Sometime during my first semester in PRSSA, a PR pro offered our exhausted Monday group a piece of advice: come into the office knowing today’s headlines. If I remember correctly, this advice came from Fahlgren Mortine’s Arron Brown.
March of 2018 was only my second month of being in PRSSA. As a non-journalism student, I hadn’t heard this advice before. Yet, it made so much sense. In public relations (and just about every industry), it is important to know what’s going on in the world. That night, I followed The Post on Twitter and subscribed to The New York Times. Throughout the semester, I read my daily briefings and any articles that peaked my interest.
I figured I was well prepared for my entry into professional work. If I needed to know anything else about a subject, I would simply look it up. Flash forward to the first team meeting of my first internship and to no surprise—I was very wrong.
In May, I began my first internship as a copy editor at the Ohio Department of Public Safety. I took all the good-intern steps: I arrived early, I politely introduced myself to everyone in the office, brought my own (strong) coffee and read my New York Times daily briefing at home while it brewed.
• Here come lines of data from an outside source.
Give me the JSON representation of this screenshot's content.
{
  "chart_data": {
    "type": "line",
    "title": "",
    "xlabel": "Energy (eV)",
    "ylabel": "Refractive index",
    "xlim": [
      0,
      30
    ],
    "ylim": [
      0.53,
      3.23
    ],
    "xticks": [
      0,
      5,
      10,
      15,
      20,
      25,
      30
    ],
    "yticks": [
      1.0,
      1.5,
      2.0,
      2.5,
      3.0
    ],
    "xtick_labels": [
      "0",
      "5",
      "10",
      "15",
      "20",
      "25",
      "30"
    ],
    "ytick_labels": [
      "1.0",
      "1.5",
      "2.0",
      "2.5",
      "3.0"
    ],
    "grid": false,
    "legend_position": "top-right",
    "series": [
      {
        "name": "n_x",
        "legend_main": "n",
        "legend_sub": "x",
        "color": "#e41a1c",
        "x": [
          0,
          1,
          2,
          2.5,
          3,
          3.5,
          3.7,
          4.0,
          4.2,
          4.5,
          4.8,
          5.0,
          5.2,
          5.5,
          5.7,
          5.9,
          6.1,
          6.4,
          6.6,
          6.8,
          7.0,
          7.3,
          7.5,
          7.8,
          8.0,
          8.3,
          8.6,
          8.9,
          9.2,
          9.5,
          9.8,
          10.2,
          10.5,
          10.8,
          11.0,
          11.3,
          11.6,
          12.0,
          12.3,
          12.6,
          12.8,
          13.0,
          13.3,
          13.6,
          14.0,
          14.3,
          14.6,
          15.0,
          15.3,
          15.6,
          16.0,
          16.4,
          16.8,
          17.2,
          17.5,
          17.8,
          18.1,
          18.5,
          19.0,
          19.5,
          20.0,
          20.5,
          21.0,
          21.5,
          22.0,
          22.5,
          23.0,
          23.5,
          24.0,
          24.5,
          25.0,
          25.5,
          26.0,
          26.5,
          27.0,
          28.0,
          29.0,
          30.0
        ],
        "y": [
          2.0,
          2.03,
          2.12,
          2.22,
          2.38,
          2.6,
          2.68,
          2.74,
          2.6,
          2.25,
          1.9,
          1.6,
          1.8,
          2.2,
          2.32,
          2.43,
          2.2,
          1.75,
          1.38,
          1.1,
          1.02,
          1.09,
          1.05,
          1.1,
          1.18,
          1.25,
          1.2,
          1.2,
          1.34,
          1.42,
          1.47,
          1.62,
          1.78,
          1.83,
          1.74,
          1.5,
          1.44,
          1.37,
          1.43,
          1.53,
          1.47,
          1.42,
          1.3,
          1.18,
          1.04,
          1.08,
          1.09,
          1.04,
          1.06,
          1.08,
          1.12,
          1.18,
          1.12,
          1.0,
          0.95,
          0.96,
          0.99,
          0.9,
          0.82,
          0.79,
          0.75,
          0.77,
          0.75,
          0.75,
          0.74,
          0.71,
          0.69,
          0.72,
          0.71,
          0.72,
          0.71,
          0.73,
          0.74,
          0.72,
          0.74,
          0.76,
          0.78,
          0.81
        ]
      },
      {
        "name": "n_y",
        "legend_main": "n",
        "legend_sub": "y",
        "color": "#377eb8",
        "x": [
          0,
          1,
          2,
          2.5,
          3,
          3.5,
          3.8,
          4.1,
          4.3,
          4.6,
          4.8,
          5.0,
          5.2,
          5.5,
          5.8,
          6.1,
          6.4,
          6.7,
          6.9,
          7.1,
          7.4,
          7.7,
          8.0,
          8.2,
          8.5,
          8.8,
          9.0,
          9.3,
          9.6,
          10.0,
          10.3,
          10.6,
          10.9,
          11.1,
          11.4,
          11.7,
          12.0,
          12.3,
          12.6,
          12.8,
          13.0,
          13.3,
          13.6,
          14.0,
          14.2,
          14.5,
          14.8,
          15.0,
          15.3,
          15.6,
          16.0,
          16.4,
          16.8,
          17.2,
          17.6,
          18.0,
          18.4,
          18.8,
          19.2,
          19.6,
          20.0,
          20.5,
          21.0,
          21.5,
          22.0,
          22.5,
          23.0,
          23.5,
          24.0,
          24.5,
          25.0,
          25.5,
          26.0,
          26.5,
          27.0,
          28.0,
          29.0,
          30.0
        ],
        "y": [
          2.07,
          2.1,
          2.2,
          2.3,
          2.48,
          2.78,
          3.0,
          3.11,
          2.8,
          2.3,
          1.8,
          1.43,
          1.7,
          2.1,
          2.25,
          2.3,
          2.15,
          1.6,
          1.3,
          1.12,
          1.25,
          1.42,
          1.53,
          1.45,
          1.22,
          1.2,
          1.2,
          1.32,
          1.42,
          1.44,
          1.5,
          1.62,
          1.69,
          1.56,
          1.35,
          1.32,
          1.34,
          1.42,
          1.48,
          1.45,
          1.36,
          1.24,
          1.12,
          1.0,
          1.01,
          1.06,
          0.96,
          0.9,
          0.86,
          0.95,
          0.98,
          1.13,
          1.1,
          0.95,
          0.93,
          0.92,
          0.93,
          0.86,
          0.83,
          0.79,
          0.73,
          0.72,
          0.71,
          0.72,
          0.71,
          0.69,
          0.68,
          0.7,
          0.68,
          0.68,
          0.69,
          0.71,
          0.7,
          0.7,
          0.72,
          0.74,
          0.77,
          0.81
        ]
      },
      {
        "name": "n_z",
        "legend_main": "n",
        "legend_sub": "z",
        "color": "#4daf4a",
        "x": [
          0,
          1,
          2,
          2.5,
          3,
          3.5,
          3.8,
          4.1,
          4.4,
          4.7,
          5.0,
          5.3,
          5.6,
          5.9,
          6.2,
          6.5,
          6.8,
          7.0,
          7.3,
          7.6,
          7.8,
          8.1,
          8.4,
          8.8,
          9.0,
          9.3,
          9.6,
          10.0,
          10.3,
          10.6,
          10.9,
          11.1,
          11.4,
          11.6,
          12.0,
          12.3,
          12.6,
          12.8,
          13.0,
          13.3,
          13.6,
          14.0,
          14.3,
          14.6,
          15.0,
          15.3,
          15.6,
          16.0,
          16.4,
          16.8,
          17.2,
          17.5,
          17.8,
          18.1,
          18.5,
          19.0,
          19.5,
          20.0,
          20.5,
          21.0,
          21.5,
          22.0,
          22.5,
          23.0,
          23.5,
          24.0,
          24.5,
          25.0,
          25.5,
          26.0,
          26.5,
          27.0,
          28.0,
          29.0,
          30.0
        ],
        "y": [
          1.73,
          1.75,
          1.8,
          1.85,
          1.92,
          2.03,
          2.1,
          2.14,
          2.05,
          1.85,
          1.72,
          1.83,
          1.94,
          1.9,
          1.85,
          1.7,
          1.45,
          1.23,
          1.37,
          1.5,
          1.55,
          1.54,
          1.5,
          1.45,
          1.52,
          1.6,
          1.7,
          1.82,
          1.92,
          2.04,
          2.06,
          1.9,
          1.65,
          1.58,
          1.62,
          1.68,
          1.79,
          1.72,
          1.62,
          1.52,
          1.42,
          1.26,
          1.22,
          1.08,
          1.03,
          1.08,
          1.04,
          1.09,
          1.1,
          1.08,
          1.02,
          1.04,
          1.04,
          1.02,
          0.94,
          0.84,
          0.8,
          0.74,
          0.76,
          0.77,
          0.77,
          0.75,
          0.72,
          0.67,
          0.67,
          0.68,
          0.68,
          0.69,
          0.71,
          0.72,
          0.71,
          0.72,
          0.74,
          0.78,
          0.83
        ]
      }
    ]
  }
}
Then, 9 a.m. Monday morning, the communications team meets for a staff meeting.
“Did you see that state trooper accident outside of Morrow County this morning?” a team member asked the director. Everyone begins speaking about The Columbus Dispatch formulating an article and local news stations they wouldn’t want to work with on this topic. In a total intern moment, I have no idea what’s going on.
It’s not until an hour later, that I have the chance to frantically Google what everyone is concerned about. By then it’s too late. I cannot go back and try to engage in the conversation; I certainly will not be working on this project. And not a single person cares that the New York Times updated me on trade deals in China.
In true learn-as-you-go fashion, in the following days, I began to skim through The New York Times and almost completely disregard Athens news. If I wanted to impress the communications team, I needed to know what was important to our office. I now follow the Columbus Dispatch and check the news for the Ohio Department of Public Safety every morning.
Among many other little pieces of information I’ve gathered while being an intern, I would like to pass along to my fellow PRSSA members: Aaron Brown was right. It is very important to know the news. And while national headlines are a good place to start, remember to keep tabs on your city, industry and company at all times.